The operation of the processes of the invention is further described in direct reference to drawing details, though all of the operating parameters shown and sensed in the drawings need not be described in detail to understand the invention. Further, as discussed above, other parameters can be sensed, as the lists in the drawings are not intended to be exhaustive and computer 10 or microprocessor 40 can be made and programmed to operate in response to such other parameter sensor outputs.
In the drawings, seven operating temperatures 12 are presented for sensing by seven sensors a through g. The temperature of the air discharge of an aftercooler, for example, can be sensed by a sensor 12 a which is indicative of the effectiveness of such an aftercooler in reducing compressor output air temperature to near ambient for the purpose of condensing water vapor contained in such compressor output to liquid water for removal of the same from the compressed air system of the locomotive.

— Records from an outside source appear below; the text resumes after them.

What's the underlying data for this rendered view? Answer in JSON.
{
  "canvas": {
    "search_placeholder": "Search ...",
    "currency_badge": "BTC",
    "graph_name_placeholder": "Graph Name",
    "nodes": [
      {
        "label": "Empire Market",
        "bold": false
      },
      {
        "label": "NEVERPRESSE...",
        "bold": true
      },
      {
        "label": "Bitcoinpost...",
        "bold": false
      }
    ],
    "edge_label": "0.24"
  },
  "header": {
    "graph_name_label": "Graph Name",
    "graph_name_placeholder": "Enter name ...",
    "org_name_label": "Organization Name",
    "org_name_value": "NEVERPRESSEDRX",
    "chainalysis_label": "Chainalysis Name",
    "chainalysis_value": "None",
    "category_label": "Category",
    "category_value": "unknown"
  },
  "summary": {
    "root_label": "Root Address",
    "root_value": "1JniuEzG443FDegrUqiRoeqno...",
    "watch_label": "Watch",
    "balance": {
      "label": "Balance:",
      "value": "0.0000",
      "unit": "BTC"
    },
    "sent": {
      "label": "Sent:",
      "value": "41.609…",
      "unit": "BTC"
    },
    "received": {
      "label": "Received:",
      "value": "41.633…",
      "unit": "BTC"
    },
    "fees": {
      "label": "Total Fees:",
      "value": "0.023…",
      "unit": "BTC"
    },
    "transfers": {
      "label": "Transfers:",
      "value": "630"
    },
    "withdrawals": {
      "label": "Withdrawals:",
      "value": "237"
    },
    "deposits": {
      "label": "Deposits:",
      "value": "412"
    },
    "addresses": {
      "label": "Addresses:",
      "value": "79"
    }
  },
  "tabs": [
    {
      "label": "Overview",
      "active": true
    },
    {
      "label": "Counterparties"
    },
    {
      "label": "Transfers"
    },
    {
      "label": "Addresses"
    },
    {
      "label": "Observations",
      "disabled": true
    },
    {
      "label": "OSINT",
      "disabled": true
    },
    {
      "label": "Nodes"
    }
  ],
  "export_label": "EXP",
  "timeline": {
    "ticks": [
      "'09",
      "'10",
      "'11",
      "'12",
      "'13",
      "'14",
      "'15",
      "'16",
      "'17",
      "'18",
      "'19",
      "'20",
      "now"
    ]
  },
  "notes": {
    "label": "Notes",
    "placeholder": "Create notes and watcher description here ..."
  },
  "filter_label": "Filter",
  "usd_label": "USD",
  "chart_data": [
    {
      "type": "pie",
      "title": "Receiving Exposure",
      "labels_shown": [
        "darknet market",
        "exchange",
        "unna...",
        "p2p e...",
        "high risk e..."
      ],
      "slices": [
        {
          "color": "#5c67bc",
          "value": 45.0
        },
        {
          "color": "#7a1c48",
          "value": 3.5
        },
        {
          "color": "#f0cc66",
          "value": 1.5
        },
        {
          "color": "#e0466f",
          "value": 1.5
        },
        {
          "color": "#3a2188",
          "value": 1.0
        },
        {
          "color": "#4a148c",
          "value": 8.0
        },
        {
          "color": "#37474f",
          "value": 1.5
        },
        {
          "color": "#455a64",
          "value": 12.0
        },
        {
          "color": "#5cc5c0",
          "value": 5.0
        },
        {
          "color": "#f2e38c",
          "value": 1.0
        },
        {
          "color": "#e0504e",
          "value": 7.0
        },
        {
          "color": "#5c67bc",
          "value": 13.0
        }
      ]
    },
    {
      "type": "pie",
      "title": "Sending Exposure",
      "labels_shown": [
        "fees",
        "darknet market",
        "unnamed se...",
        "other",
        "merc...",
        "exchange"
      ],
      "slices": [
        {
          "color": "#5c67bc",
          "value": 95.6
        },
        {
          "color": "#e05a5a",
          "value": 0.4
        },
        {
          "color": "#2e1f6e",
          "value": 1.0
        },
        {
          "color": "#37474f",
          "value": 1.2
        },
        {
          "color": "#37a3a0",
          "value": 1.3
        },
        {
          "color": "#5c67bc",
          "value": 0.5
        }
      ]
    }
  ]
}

It is particularly imperative that water be removed before air is sent to the air brake systems of railroad locomotives and cars to ensure proper functioning of such air brake systems. In freezing conditions, such water can freeze in the brakes thereby directly affecting their operation.
Water, in addition, causes rust and corrosion of the brake components, thereby indirectly adversely affecting brake operation. If aftercooler discharge air temperature is too high, a problem exists in the aftercooler such as clogged heat exchange tubes in the aftercooler. Similarly, if the discharge temperatures 12 b, e and f of the high and low pressure cylinders of the compressor are excessive, a problem exists in the compressor, intercooler or discharge valves of the cylinders for consideration by the operator.
Monitored by the temperature sensor 12 g, the temperature of the windings of the compressor motor can be an indication of motor overload, in which case electrical power to the motor can be automatically interrupted using contactors 24 or 26, operated on instructions from the computer 10 or the microprocessor 40. Computer 10, or microprocessor 40, receives these and other signal outputs from the sensors as inputs over data lines 18 to present this information to a locomotive engineer via the display device 11, and to order the immediate shut down of the compressor motor if motor windings are overheating.
Similarly, an accelerometer 16 a can be located in the high pressure head of the compressor to sense a worn wrist pin bearing. Such a worn wrist pin bearing vibrates, which vibration is sensed by the accelerometer 16 a. The accelerometer 16 a produces an electrical signal representing such vibration, which is sent over a data line 18 to the computer 10, or microprocessor 40. The computer 10, or microprocessor 40, outputs a signal to the display device 11 indicating the existence of such a worn wrist pin bearing and can order shutdown of the compressor motor if the bearing is in a critically worn condition.
Computer 10, or microprocessor 40, can similarly order a compressor shut-down if the compressor oil pressure, as sensed by sensor 14 c, is below a critical level or if the actual amount of oil, as monitored by sensor 16 b, in the compressor is sensed as being too low or nonexistent. A suitable sensor for measuring the oil level can be a simple flotation device, though more sophisticated sensors are available and can be used.
While presently preferred embodiments for carrying out the instant invention have been disclosed in detail above, those persons skilled in the locomotive compressor art to which this invention pertains will recognize various alternative ways of practicing the invention without departing from the spirit and scope of the claims appended hereto.